Data Deprecation in R-package
After my recent article on marking deprecated code in R, I had the same problem on R data package. Unfortunately I was not able to find a convenient out-of-the-box solution, see this question on SO.
So after a first draft, I’ve applied a process that seems to be a reasonable–good enough–solution.
Move the data file
The first step is to move the data file from its default location ./data
to another location in order to avoid its automatic loading–even if it’s a lazy loading.
Note: For this article I have created a dataset called my_data
(see the Example section for a guideline on how to create an example dataset) that I will use as an example to deprecate it.
The target location is ./data-raw
it’s a directory that is used by convention to store script and raw data in order to be able to update or reproduce the production of the exported dataset–more on that in the Data chapter of the book R packages.

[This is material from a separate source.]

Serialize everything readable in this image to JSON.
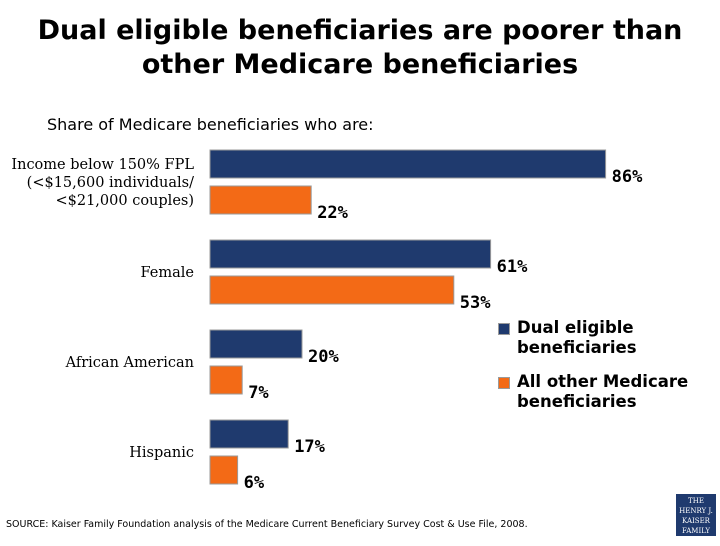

I’m using by convention a leg_
prefix to flag it as a legacy dataset.
$ mv ./data/my_data.rda ./data-raw/leg_my_data.rda
Write a script to transform the dataset
The code used to transform the dataset from its legacy to its new format is stored along with the legacy dataset in ./data-raw/my_data.R
. This will make the whole process reproducible.
# my_data new version
library(tidyverse)
# Load legacy data -----
load("data-raw/leg_my_data.rda")
leg_my_data <- my_data
# Create the new dataset -----
# Perform here every change that has to be performed
my_data <- leg_my_data %>%
rename(cat = categ) %>%
arrange(categ)
# Write the new dataset ----
usethis::use_data(my_data, overwrite = TRUE, compress = 'xz')
Source the file and you’re good the new version is live!

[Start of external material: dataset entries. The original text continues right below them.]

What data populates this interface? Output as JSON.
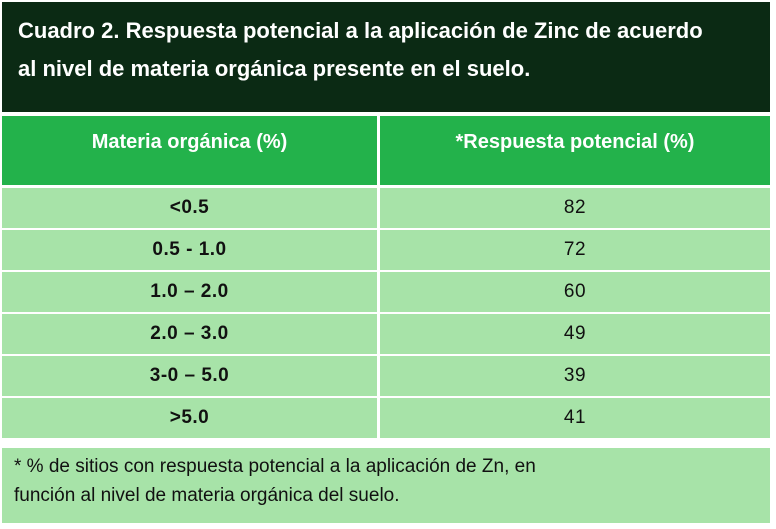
{
  "title": {
    "line1": "Cuadro 2. Respuesta potencial a la aplicación  de Zinc de acuerdo",
    "line2": "al nivel de materia orgánica  presente en el suelo."
  },
  "table": {
    "headers": [
      "Materia orgánica  (%)",
      "*Respuesta potencial (%)"
    ],
    "rows": [
      [
        "<0.5",
        "82"
      ],
      [
        "0.5 - 1.0",
        "72"
      ],
      [
        "1.0 – 2.0",
        "60"
      ],
      [
        "2.0 – 3.0",
        "49"
      ],
      [
        "3-0 – 5.0",
        "39"
      ],
      [
        ">5.0",
        "41"
      ]
    ]
  },
  "footnote": {
    "line1": "* % de sitios con respuesta potencial a la aplicación de Zn, en",
    "line2": "función al nivel de materia orgánica del suelo."
  },
  "colors": {
    "title_bg": "#0b2a14",
    "header_bg": "#23b24b",
    "row_bg": "#a7e3a8"
  }
}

source('./data-raw/my_data.R', echo=TRUE)
# ✓ Saving 'my_data' to 'data/my_data.rda'
# ● Document your data (see 'https://r-pkgs.org/data.html')
my_data
# A tibble: 10 x 2
# categ val
# <fct> <int>
# 1 a 9
# 2 a 6
# 3 a 4
Secret sauce
In the ./R/my_package-package.R
file, create a legacy_mode
function. This function will be a way for the users to load the previous (legacy) version of the datasets if they need to use them for compatibility reason.

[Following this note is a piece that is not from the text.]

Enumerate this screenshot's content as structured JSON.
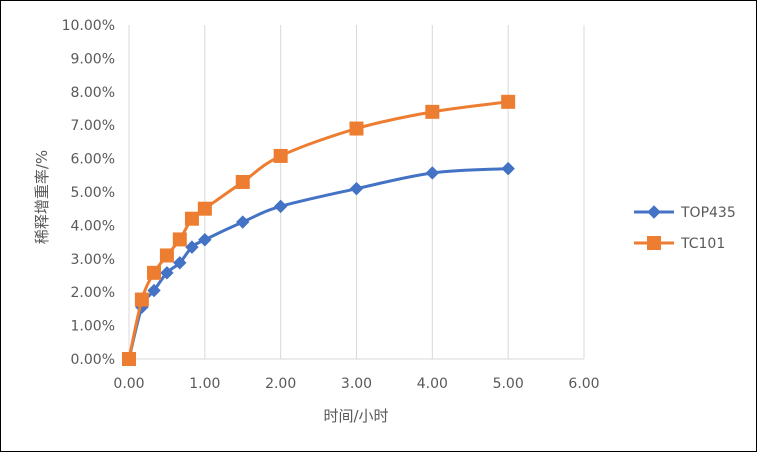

#' Load legacy version of datasets.
#'
#' Load legacy (previous) version of all the datasets for compatibility reason.
#' The environment where data will be loaded can be chosen.
#'
#' @param envdir the environment where the data should be loaded.
#' @param verbose should item names be printed during loading?
#'
#' @export
#'
#' @examples
#' \dontrun{
#' # Default version
#' head(my_data, 3)
#'
#' # A tibble: 3 x 2
#' # categ val
#' # <fct> <int>
#' # 1 a 9
#' # 2 a 6
#' # 3 a 4
#'
#' # Activate the compatibility mode
#' legacy_mode()
#'
#' # Loading objects:
#' # my_data
#' # Warning message:
#' # This function replaces datasets with the previous (legacy) version for compatibility reason
#'
#' # Back to legacy (previous) version
#' head(my_data, 3)
#'
#' # A tibble: 3 x 2
#' # cat val
#' # <fct> <int>
#' # 1 a 9
#' # 2 c 2
#' # 3 b 3
#' }
legacy_mode <- function(envdir = parent.frame(), verbose = TRUE) {
.Deprecated(msg = "This function replaces datasets with the previous (legacy) version for compatibility reason")
# TODO: To be improved to load a subset of datasets
paths <- sort(Sys.glob(c("data-raw/leg_*.rda", "data-raw/leg_*.RData")))
for (i in 1:length(paths)) {
load(paths[i], envir = envdir, verbose = verbose)
}
}
Result
And so now you have access to both the new version of the dataset available by default and the legacy version if needed for compatibility reasons. If the legacy data is used, a proper deprecation message is displayed.
# The current version
head(my_data, 3)
# A tibble: 3 x 2
categ val
<fct> <int>
1 a 9
2 a 6
3 a 4
# Activation of the legacy mode
legacy_mode()
# Loading objects:
# my_data
# Warning message:
# This function replaces datasets with the previous (legacy) version for # compatibility reason
# Legacy version
head(my_data, 3)
# A tibble: 3 x 2
# cat val
# <fct> <int>
# 1 a 9
# 2 c 2
# 3 b 3
Do not forget to document your changes by updating the dataset documentation in R/my_data.R
. You can mention in a note the legacy mode.
Notes
Example
Here is a way to create the example dataset used in this article.
Create and save the dataset
# A test data frame
set.seed(2)
my_data <- tibble(cat = factor(sample(c("a", "b", "c", "d"), 10, replace = TRUE)),
val = sample(1:10))
# Writing the dataset
usethis::use_data(my_data, overwrite = TRUE, compress = 'xz')
# ✓ Saving 'my_data' to 'data/my_data.rda'
# ● Document your data (see 'https://r-pkgs.org/data.html')
Document and export the dataset
Document the dataset by creating the following R script R/my_data.R
.
#' An example dataset
#'
#' This is an example dataset to illustrate the deprecation process.
#'
#' @docType data
#'
#' @format A tibble with 10 rows and 2 columns
#' \describe{
#' \item{cat}{A dummy category}
#' \item{val}{A dummy value}
#' }
#'
#' @rdname my_data
#'
#' @examples
#' head(my_data)
#'
"my_data"
Document and export it.
devtools::document(roclets = c('rd', 'collate', 'namespace'))
# Writing my_data.Rd
# Writing NAMESPACE
It can now be seen in the package and used directly.
data(package="my_package")
# Data sets in package ‘my_package’:
# my_data An example dataset
my_data
# A tibble: 10 x 2
# cat val
# <fct> <int>
# 1 a 9
# 2 c 2